Economic stimulus, can it overcome the budget deficit?

KN-JAKARTA, It’s common knowledge that state finances are in dire straits. Spending is bloated, but coffers are tight. In the interim realization report for the 2025 State Budget, released last January, state revenues amounted to IDR 2,756.3 trillion, or 91.7 percent of the planned amount. Meanwhile, spending reached IDR 3,451.4 trillion, or 95.3 percent of the planned amount. As a result, a deficit of IDR 695.1 trillion occurred.

This deficit figure is equivalent to 2.92 percent of gross domestic product (GDP). According to Law Number 17 of 2003 concerning State Finances, this deficit is still below the maximum threshold of 3 percent.

In other words, it’s still safe. However, when compared to the 2025 State Budget target, which sets a deficit of 2.78 percent of GDP, the actual figure has widened, almost exceeding the safe limit.

This situation is a concern for many. On the one hand, President Prabowo Subianto refuses to curb spending on his planned projects, such as free nutritious meals, defense spending, funding for red and white village cooperatives, or major projects to be carried out under the umbrella of the Daya Anagata Nusantara Investment Management Agency (Danantara).

This year, the government will disburse Rp 3,842 trillion in state spending, an 8.9 percent increase compared to the 2025 target.

On the other hand, the realization of the Rp 3,153.6 trillion state revenue target, a 10 percent increase from the 2025 outlook, remains questionable. This is especially true with statements from economists, entrepreneurs, and company executives about the sluggish economy.

When the economy slows, tax revenues are certain to be limited unless the government finds new revenue sources.
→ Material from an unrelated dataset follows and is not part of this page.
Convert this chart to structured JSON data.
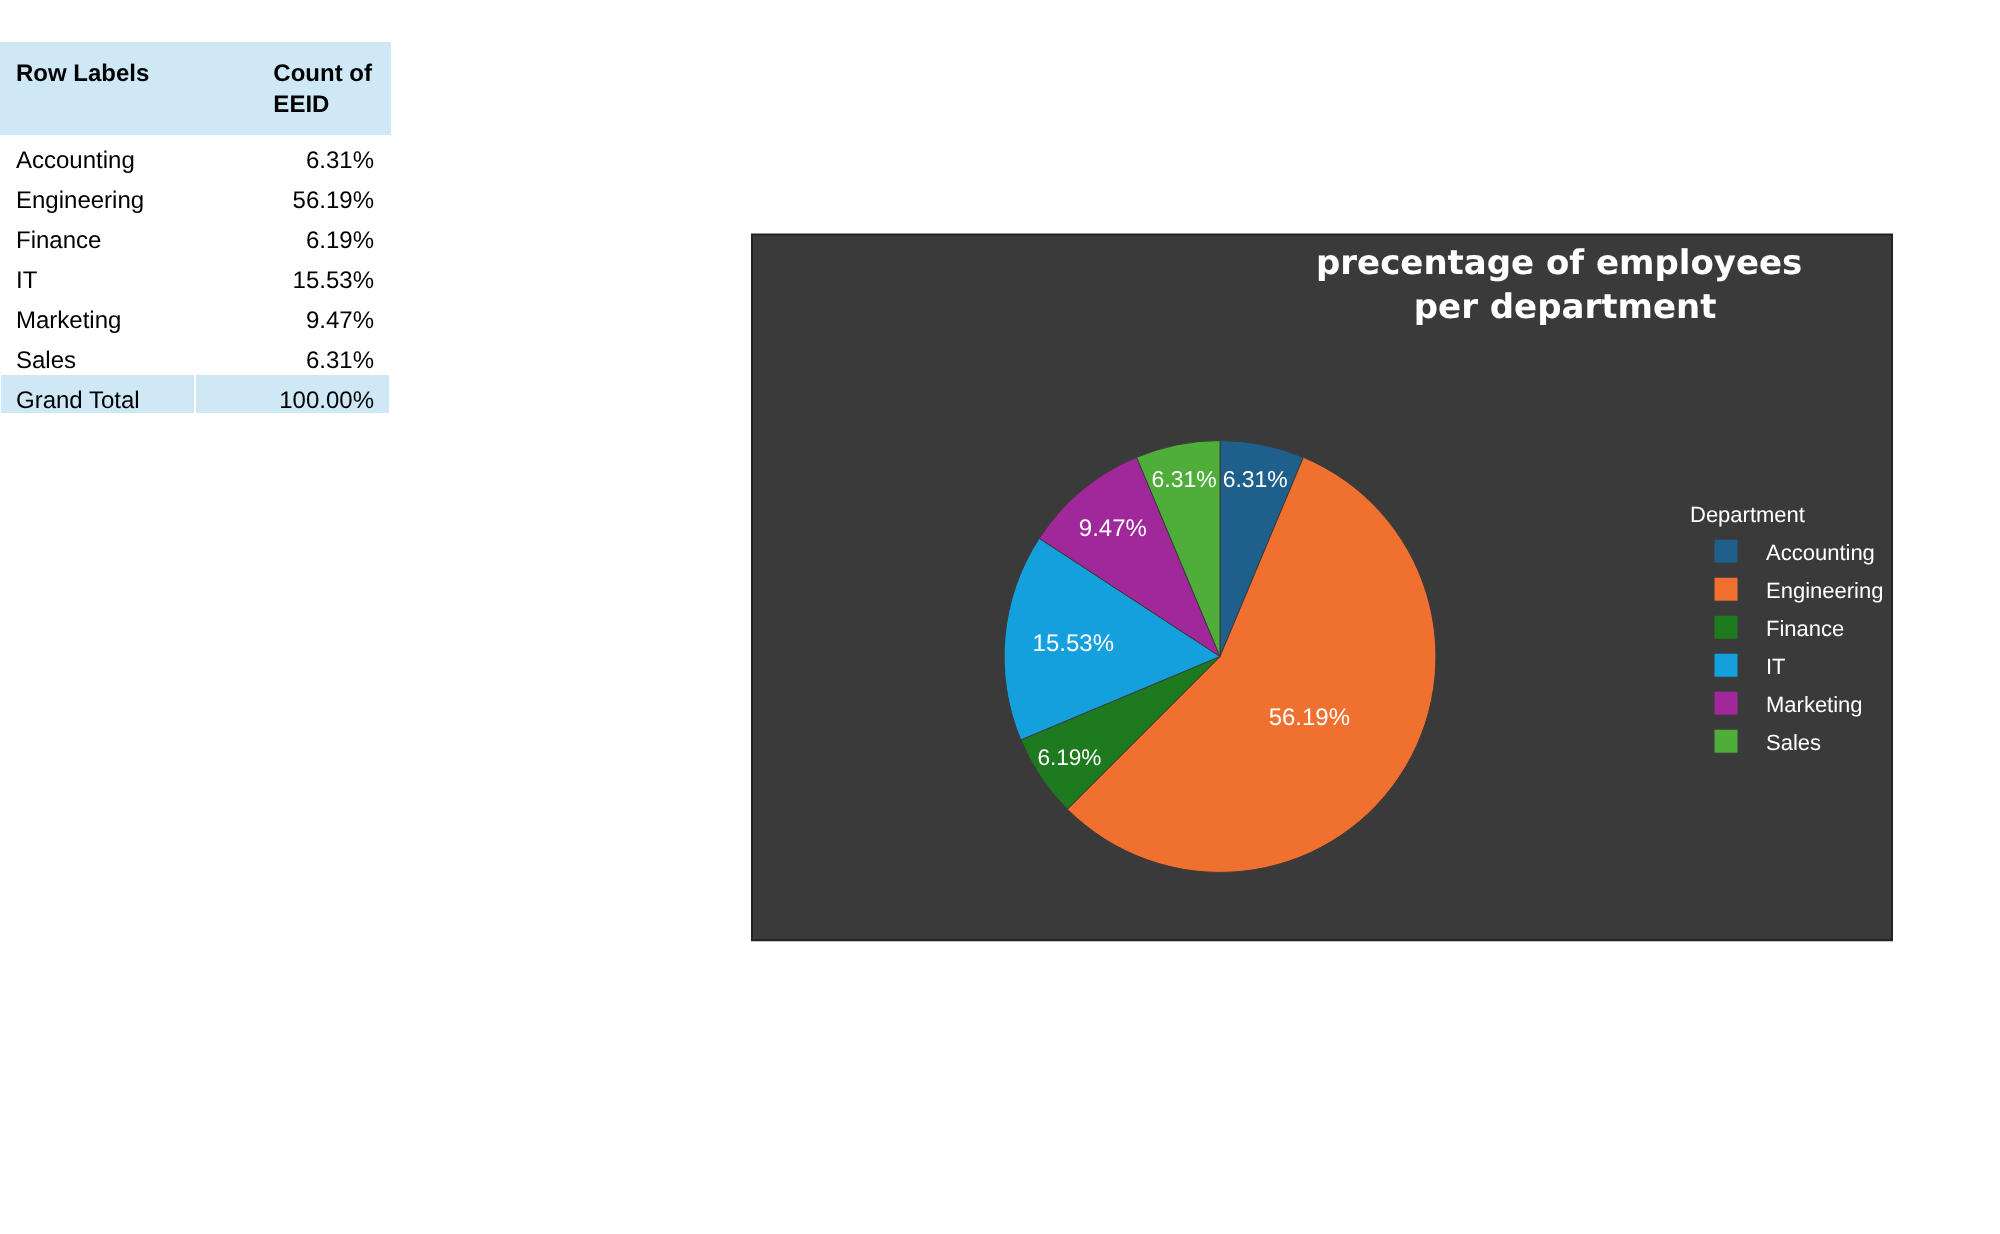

This is where the deficit could potentially exceed the established limit, requiring the government to borrow more to cover it.

The state budget is at risk of a deficit if the war between the United States and Israel and Iran escalates. The surge in global oil prices has forced the government to cover the difference in energy subsidies and compensation.

In the 2026 State Budget macroeconomic assumptions, the oil price projection was set at US$70 per barrel. However, on March 3 and 4, 2026, global oil prices surpassed US$80 per barrel, an increase from the US$70 per barrel at the start of the aggression on Saturday, February 27, 2026.

The war in the Middle East has disrupted the global logistics supply chain. Not only oil prices but the entire global community will also be affected, leading to price increases and increased inflation.

Finance Minister Purbaya Yudhi Sadewa estimates that economic growth in the second quarter of 2026 could reach 5.7 percent. He stated that the government is ready to provide stimulus from various sources if signs of an economic slowdown appear.

In addition to providing stimulus, Purbaya is open to accelerating the realization of spending by ministries and agencies, which is still running slowly. This accelerated spending is considered to accelerate the flow of funds into the economic system while maintaining growth momentum in the second quarter.

The 2026 State Budget was previously approved with total state spending of IDR 3,842.7 trillion. Meanwhile, state revenues were targeted at IDR 3,153.6 trillion, with a budget deficit of IDR 689.1 trillion (2.68 percent of gross domestic product).

Throughout the first quarter of 2026, realized state revenues were IDR 574.9 trillion, while state spending was IDR 815 trillion. Therefore, the State Budget for the first three months of 2026 experienced a deficit of IDR 240.1 trillion, equivalent to 0.93 percent of GDP.

Meanwhile, Deputy Minister of Finance Juda Agung expressed optimism at Bank Indonesia (BI) headquarters in Jakarta on Monday, April 27, 2026, that the Indonesian economy would grow 5.5 percent in the first quarter, an increase from 5.39 percent in the previous quarter. The government will release quarterly economic growth data on May 5.

He stated that the reason behind this confidence is the increase in state revenues, particularly taxes. Juda stated that, on average, from the beginning of the year to March 2026, tax revenue grew by 20.3 percent.

This growth was primarily driven by a 57.7 percent increase in value-added tax (VAT) and luxury goods sales tax (PPnBM). These indicators, Juda said, indicate that economic activity, both consumption and industrial or business transactions, is growing quite well.